Slowed down by a cold, I’ve ventured out just to stand in the sun a bit. That’s when I noticed the broken robin’s egg on the walk near the back steps. And I’m left with a puzzle: how did it get there? It was lying in an open area with no overhanging branches, a good 30 feet from the forsythia where I’ve seen robins nesting. Obviously it didn’t simply fall out of a nest. Who carried it there and dropped it? I’ve heard that crows sometimes eat the eggs of smaller birds, so that might be a possibility. But how far could a crow carry an egg in its beak? Or is there other nest-robbing wildlife perhaps at night? At different times over the years I’ve seen a rat, a possum, and once, in a nearby yard, a fox.

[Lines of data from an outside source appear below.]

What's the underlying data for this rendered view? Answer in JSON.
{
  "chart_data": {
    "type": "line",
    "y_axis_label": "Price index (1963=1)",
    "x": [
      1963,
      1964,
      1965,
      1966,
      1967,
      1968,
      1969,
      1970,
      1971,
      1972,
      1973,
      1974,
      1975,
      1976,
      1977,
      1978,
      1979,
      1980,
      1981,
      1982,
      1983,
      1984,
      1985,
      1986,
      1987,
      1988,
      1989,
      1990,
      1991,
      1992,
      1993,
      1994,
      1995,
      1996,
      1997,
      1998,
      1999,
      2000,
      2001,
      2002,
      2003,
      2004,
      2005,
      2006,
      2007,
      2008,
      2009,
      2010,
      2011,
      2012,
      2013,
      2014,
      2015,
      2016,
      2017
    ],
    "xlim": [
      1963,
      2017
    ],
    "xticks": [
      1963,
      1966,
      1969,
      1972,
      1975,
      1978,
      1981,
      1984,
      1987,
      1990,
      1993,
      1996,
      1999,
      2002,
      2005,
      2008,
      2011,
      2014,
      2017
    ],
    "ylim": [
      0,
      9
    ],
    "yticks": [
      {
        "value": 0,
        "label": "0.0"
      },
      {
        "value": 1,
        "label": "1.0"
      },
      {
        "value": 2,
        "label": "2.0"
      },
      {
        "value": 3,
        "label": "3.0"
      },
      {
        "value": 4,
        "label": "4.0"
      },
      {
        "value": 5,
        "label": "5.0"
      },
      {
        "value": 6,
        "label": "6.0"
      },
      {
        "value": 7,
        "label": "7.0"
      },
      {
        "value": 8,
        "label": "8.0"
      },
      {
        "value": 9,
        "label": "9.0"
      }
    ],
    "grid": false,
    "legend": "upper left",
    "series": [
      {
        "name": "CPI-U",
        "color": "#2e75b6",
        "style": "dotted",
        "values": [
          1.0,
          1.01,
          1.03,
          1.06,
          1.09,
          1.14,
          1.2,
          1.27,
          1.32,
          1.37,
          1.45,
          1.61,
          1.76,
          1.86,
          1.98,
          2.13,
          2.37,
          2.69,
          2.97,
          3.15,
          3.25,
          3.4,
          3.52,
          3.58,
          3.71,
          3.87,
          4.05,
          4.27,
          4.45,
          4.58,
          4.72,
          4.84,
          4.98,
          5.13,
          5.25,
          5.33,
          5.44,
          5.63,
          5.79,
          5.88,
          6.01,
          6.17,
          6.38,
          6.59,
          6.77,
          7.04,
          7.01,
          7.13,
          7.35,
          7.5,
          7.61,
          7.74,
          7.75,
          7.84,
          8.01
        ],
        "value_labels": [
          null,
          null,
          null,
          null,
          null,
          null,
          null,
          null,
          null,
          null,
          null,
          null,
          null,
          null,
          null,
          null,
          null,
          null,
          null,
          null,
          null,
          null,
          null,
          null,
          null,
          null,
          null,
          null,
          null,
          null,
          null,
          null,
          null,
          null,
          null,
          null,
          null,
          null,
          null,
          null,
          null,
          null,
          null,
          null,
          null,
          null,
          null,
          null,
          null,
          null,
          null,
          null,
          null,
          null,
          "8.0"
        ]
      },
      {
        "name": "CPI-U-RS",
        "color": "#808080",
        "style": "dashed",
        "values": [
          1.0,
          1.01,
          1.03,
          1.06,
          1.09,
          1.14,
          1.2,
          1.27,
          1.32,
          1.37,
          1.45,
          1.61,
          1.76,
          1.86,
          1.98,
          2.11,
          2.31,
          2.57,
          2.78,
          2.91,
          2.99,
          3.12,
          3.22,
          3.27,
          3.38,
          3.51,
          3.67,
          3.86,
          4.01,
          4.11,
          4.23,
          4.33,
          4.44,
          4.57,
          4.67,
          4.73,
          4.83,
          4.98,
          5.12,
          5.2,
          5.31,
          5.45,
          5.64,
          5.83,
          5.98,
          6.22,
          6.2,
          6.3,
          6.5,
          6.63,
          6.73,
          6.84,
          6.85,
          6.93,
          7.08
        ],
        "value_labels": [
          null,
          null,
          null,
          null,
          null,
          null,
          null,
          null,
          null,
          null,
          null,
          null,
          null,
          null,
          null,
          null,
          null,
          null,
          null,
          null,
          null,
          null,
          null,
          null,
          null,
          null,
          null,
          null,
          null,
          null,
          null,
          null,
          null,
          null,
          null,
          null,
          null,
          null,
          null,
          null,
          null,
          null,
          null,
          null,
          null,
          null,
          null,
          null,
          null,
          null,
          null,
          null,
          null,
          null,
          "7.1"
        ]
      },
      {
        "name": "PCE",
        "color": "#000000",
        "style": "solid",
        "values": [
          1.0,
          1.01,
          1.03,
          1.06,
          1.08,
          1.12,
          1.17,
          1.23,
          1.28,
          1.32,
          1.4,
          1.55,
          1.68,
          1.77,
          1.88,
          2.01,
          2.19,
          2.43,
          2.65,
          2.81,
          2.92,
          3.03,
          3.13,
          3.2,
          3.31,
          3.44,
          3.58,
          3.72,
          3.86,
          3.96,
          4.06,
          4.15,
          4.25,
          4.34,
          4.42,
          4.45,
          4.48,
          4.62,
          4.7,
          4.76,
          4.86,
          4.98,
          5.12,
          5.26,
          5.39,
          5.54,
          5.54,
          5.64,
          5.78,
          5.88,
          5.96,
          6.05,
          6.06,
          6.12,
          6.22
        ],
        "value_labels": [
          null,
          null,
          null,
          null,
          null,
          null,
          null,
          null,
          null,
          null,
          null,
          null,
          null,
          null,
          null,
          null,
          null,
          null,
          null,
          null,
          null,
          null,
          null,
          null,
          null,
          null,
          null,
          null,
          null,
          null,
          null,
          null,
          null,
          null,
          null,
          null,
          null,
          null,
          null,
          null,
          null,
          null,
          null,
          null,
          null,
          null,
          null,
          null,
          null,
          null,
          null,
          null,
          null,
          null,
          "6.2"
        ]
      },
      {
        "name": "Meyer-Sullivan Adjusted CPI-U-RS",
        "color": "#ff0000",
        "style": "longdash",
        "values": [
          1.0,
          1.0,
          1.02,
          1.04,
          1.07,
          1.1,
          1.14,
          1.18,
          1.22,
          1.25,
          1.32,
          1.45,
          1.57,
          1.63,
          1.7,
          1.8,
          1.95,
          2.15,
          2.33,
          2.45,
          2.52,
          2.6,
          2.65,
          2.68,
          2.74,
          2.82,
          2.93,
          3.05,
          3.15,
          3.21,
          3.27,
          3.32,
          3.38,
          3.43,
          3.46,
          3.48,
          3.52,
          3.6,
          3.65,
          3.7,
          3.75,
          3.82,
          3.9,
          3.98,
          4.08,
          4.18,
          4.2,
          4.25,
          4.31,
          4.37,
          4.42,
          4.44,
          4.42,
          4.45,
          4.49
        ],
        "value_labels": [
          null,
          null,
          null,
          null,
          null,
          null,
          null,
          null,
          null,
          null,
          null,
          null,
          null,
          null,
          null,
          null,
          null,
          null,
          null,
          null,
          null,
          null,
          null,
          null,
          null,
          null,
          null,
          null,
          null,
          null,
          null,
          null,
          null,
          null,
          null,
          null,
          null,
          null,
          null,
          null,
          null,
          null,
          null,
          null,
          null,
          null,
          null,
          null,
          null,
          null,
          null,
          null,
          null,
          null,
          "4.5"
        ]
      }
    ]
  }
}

I was happy to be distracted by a butterfly–one of the sulphurs, the first I’ve seen this year. Possibly the Clouded Sulphur, but I’m not certain. Clover is one of its larval food plants, so it should be happy with our lawn!
Another interesting moment was provided by a tiny green bee on the deciduous azalea, which has just started to bloom. So many representations of bees in action show them deep in the throat of a flower. This one, however, was out on the end of the anther, and as far as I could tell was diligently gathering pollen. I had never seen this before so will watch for it again.